News broke today that newly discovered first-stage implant targeting Korean-speaking victims borrows code from another reconnaissance tool linked to Comment Crew, a Chinese nation-state threat actor that was exposed in 2013 following cyber espionage campaigns against the United States. Dubbed Oceansalt, the threat has been spotted on machines in South Korea, the United States, and Canada. The adversary used spear phishing to lure victims into opening Microsoft Excel and Word documents with content in Korean, specially crafted to download the malware.

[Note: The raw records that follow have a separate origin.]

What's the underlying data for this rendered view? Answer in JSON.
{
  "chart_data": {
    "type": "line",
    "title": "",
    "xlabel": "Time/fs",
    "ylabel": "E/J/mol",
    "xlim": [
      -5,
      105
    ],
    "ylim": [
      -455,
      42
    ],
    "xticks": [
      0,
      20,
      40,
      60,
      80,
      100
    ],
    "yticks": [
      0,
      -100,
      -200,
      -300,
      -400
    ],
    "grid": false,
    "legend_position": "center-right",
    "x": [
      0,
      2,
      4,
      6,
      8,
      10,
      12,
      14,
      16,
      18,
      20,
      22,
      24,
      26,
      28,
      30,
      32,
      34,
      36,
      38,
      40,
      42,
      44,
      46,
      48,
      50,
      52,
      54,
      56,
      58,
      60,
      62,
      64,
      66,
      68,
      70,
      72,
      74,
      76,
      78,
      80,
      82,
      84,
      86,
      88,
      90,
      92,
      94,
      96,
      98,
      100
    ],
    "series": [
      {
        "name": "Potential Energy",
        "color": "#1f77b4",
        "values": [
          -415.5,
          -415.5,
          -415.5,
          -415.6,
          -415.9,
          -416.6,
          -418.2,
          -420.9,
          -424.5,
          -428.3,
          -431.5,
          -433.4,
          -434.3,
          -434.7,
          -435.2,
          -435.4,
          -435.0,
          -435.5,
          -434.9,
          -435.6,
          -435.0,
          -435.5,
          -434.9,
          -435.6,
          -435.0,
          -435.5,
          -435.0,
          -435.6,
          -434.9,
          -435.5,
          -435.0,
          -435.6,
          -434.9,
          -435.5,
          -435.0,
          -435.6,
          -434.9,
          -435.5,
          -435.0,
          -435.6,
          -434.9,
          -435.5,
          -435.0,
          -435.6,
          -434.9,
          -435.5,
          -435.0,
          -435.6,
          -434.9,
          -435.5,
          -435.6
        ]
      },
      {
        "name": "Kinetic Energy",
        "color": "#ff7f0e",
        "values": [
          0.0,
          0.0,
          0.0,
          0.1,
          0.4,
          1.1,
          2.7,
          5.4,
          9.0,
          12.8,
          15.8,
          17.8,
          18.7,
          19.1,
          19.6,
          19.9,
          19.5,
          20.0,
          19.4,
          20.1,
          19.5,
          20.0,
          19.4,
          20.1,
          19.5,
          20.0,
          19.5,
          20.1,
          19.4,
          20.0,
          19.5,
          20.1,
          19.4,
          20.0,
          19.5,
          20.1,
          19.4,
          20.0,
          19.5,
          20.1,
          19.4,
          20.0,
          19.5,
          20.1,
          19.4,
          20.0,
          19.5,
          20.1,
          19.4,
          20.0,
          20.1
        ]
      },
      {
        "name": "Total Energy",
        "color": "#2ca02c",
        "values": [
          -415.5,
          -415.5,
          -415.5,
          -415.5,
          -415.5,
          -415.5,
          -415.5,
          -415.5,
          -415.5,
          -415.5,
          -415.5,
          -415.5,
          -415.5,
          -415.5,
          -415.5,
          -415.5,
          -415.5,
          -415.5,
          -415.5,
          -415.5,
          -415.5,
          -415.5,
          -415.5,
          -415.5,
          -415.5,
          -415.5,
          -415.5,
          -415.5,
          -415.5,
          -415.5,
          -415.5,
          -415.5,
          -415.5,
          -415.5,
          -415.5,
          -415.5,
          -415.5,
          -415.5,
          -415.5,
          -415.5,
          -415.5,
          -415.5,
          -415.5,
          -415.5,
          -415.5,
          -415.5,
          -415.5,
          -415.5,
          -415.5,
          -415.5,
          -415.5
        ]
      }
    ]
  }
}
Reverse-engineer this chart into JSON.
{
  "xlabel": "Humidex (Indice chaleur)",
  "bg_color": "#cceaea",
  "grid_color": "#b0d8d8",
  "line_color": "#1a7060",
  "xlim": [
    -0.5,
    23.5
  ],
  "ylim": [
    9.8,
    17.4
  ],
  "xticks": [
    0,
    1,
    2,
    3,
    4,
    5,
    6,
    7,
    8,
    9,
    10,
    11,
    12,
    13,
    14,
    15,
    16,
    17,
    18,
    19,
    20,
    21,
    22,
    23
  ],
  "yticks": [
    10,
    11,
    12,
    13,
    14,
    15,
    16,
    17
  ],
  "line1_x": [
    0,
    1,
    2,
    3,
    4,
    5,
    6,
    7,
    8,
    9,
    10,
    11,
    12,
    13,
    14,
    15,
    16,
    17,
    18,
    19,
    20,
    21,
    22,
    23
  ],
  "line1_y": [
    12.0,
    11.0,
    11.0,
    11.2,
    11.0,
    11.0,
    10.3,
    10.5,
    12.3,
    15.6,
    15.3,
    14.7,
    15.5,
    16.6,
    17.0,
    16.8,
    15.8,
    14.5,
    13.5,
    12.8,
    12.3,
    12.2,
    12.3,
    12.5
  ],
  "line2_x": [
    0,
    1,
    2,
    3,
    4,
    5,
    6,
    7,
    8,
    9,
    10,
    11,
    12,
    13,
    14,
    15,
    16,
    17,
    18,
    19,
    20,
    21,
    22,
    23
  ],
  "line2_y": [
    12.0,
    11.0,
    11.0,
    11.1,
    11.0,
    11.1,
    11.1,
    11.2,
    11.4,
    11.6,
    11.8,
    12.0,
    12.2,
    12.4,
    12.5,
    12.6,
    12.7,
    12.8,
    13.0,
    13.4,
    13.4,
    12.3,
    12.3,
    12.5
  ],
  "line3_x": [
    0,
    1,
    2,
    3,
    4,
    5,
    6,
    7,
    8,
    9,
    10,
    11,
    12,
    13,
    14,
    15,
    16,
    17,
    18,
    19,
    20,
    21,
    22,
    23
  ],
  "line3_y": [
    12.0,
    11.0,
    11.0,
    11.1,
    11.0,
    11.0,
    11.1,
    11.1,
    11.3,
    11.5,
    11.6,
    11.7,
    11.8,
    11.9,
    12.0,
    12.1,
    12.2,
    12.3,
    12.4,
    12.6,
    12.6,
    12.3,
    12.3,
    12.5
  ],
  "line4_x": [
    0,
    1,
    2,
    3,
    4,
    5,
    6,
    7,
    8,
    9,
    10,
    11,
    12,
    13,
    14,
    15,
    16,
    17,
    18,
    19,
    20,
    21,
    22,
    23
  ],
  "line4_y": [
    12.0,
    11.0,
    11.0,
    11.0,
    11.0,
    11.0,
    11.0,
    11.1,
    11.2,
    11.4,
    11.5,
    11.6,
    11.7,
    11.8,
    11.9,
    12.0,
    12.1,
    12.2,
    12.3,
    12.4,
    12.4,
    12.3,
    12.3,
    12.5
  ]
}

Ross Rustici, Senior Director for Intelligence Services at Cybereason:
“The warning about attribution is the most important part of this report. It is interesting that they appeared to have lifted from a very old and very well-known tool by a new actor, but the caution of what implications can be drawn from this is even more important. It is impossible for this to be APT1, as it was defined and attributed as the 3PLA which no longer exists. The odds of this being the new PLA units reusing old code is near zero given the vast array of capabilities they employed before the reorganization; it would be ludicrous to reuse the most well-known tools for some of the simplest aspects of an intrusion. It is far more likely that someone who was once part of that unit has separated from the military and is now freelancing or it is a false flag operation. The PLA’s cyber operations still pose a significant threat to global information systems. Unfortunately the private sector is right where China’s military wants us, attempting to rebuild an understanding of the threat they pose rather than in a position to track and mitigate known capabilities.”